La requête vise uniquement la religion protestante «pour des raisons de technique juridique», mais «sur le fond, c’est la rémunération de tous les ministres du culte que nous voulons questionner», a indiqué Jean-François Amedro, avocat et membre de l’Association pour la promotion et l’expansion de la laïcité (APPEL), à l’origine de cette procédure.
 
En Alsace-Moselle, les cultes sont organisés par le régime dit «concordataire», datant de l’époque napoléonienne, qui a été supprimé dans le reste de la France par la loi de 1905 sur la séparation de l’Église et de l’État.
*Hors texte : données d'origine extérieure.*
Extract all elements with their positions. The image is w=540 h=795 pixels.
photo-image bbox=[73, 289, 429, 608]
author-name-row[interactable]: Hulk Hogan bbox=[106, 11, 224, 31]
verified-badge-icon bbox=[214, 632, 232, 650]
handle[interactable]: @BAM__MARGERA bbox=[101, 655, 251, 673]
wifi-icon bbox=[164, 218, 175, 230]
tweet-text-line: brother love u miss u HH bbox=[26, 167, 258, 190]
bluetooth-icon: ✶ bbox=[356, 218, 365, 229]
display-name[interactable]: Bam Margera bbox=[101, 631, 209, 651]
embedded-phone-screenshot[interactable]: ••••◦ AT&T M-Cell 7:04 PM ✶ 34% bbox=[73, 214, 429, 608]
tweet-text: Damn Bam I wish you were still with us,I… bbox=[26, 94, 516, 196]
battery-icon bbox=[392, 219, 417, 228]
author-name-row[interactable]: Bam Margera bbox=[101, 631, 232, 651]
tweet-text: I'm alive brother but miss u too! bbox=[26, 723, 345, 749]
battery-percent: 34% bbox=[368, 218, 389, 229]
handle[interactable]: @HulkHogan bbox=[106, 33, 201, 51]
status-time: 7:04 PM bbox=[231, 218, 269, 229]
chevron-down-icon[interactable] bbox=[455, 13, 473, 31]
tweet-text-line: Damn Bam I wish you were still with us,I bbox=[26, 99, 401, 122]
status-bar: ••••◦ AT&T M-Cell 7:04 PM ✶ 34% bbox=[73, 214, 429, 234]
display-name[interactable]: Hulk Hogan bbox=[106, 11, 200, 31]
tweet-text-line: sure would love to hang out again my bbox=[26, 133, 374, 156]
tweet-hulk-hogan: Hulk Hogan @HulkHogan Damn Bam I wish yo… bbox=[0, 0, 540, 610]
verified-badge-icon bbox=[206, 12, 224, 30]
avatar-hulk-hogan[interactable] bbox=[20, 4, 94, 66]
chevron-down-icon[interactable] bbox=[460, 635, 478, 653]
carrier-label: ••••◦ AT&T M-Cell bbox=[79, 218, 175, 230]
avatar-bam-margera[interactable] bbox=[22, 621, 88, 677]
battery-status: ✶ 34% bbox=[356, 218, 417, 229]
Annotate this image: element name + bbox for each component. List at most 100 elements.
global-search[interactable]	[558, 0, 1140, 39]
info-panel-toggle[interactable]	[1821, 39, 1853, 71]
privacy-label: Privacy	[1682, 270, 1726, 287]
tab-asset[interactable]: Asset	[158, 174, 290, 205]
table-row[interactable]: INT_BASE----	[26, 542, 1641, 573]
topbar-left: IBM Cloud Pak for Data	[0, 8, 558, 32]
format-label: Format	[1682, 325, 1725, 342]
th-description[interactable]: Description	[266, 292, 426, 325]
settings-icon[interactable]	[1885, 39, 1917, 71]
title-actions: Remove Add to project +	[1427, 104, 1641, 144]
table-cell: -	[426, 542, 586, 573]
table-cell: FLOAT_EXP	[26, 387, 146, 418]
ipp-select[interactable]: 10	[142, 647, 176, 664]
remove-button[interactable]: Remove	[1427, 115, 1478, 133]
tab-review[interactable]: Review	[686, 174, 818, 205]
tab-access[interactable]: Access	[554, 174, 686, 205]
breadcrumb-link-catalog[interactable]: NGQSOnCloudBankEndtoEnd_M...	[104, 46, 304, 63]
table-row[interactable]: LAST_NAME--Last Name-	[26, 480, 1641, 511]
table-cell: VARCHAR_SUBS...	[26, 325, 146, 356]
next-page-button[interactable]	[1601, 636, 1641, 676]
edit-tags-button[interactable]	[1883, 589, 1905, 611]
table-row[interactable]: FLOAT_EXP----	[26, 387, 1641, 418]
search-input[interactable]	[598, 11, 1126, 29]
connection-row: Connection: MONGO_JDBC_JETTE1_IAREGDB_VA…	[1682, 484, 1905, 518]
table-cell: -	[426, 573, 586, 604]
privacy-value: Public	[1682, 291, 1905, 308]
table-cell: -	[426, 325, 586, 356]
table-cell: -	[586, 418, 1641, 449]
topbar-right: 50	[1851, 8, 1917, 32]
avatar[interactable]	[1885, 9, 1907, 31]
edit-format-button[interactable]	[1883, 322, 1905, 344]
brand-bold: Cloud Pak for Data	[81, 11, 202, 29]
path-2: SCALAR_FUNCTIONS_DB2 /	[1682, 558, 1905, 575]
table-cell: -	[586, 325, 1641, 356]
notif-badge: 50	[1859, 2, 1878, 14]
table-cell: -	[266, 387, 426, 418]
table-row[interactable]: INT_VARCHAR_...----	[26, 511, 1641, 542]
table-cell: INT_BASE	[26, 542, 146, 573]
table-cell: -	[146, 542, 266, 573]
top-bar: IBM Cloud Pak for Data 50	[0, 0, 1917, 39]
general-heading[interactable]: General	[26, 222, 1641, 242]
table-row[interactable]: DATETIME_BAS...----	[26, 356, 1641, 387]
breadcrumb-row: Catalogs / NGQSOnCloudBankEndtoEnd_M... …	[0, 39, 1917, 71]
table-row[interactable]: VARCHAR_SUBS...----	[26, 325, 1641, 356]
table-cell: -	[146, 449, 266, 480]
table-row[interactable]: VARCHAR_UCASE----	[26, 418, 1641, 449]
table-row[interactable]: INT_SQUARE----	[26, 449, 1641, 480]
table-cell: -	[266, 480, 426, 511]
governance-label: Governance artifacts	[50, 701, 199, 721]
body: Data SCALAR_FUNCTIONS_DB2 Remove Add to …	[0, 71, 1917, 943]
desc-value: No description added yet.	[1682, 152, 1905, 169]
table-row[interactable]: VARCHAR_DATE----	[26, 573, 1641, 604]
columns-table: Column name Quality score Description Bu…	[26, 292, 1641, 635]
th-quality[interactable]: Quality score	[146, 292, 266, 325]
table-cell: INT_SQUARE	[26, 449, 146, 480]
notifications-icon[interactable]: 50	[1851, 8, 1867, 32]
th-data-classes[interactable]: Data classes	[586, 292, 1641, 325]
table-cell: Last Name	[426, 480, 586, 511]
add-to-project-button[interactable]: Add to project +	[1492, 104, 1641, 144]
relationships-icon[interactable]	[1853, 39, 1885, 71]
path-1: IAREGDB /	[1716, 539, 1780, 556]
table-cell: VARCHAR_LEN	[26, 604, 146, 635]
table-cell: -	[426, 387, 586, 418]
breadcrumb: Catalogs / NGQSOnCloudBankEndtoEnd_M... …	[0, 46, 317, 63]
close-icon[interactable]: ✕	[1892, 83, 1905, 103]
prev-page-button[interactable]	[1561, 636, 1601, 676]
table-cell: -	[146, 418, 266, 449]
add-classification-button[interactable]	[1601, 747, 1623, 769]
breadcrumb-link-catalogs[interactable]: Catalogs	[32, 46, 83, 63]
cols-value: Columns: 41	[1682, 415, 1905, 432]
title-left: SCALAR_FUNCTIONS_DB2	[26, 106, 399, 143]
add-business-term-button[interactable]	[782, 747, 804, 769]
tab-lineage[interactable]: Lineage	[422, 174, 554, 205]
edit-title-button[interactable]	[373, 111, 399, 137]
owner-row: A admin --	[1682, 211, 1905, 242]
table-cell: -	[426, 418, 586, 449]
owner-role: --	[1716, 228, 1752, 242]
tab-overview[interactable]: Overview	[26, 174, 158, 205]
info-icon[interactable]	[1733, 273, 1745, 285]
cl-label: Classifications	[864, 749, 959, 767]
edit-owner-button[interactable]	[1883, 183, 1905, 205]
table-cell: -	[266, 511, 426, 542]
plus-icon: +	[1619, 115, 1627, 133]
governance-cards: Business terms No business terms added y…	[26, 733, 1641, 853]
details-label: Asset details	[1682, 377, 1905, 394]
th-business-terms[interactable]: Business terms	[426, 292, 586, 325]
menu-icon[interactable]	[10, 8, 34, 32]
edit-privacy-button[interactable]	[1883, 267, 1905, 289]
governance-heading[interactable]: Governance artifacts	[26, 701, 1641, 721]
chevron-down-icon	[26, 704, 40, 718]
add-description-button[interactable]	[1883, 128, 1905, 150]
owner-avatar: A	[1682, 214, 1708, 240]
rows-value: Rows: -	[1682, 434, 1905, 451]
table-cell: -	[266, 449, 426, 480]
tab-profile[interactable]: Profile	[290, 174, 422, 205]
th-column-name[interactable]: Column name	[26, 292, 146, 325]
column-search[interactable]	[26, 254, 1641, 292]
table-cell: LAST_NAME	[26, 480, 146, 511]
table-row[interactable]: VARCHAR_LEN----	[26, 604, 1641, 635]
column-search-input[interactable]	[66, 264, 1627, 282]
Cette loi n’a jamais été appliquée en Alsace et en Moselle car ces trois départements (Bas-Rhin, Haut-Rhin et Moselle) étaient allemands en 1905. «Quel est l’intérêt général justifiant la rémunération d’un curé ou d’un pasteur pour diriger une messe?», a demandé lors de l’audience Me Amedro. La nécessaire neutralité de l’État en matière religieuse «exclut toute forme de soutien financier, qui s’analyse nécessairement comme une prise de position sur la valeur d’un culte», a-t-il plaidé.
 
Évoquant un «résidu incongru de l’Histoire» qui «n’a que trop duré», l’autre avocat des requérants, Benjamin Dewhurst, a observé que «le fonctionnement des cultes ne se porte pas plus mal sur le reste du territoire», où les religieux doivent se passer de financements publics.
 

 
Un régime défendu par les élus locaux
 
Au nom des instances religieuses catholiques et juives, Antoine Marcantoni a au contraire appelé les gardiens de la Constitution à une «conception ouverte de la laïcité». En Alsace-Moselle, «l’État subventionne, mais ne s’ingère pas dans les religions», a-t-il fait valoir, arguant que le système en vigueur n’était pas incompatible avec la neutralité publique.
 
«C’est une autre façon de penser la séparation, mais cela reste la séparation entre les cultes et les pouvoirs publics», a ajouté l’avocat.
 
Le budget 2013 de l’État prévoit 58 millions d’euros pour rémunérer les quelque 1 400 ministres du culte (1 059 prêtres, 306 pasteurs et 28 rabbins) dans les trois départements concernés. Ce régime local des cultes fait l’objet d’un assez large consensus dans la région, où il est défendu par la droite comme par la gauche. Dans un communiqué diffusé avant l’audience, l’APPEL souligne que ce système, même s’il ne concerne l’exercice du culte que dans trois départements, est financé par l’ensemble des contribuables français. En conséquence, l’association «propose que les croyants d’Alsace-Moselle assument la prise en charge du financement nécessaire à leurs propres cultes».
 

En Alsace-Moselle, les cultes sont organisés par le régime «concordataire». Datant de l’époque napoléonienne,il a été supprimé dans le reste de la France par la loi de 1905 sur la séparation des Églises et de l’État.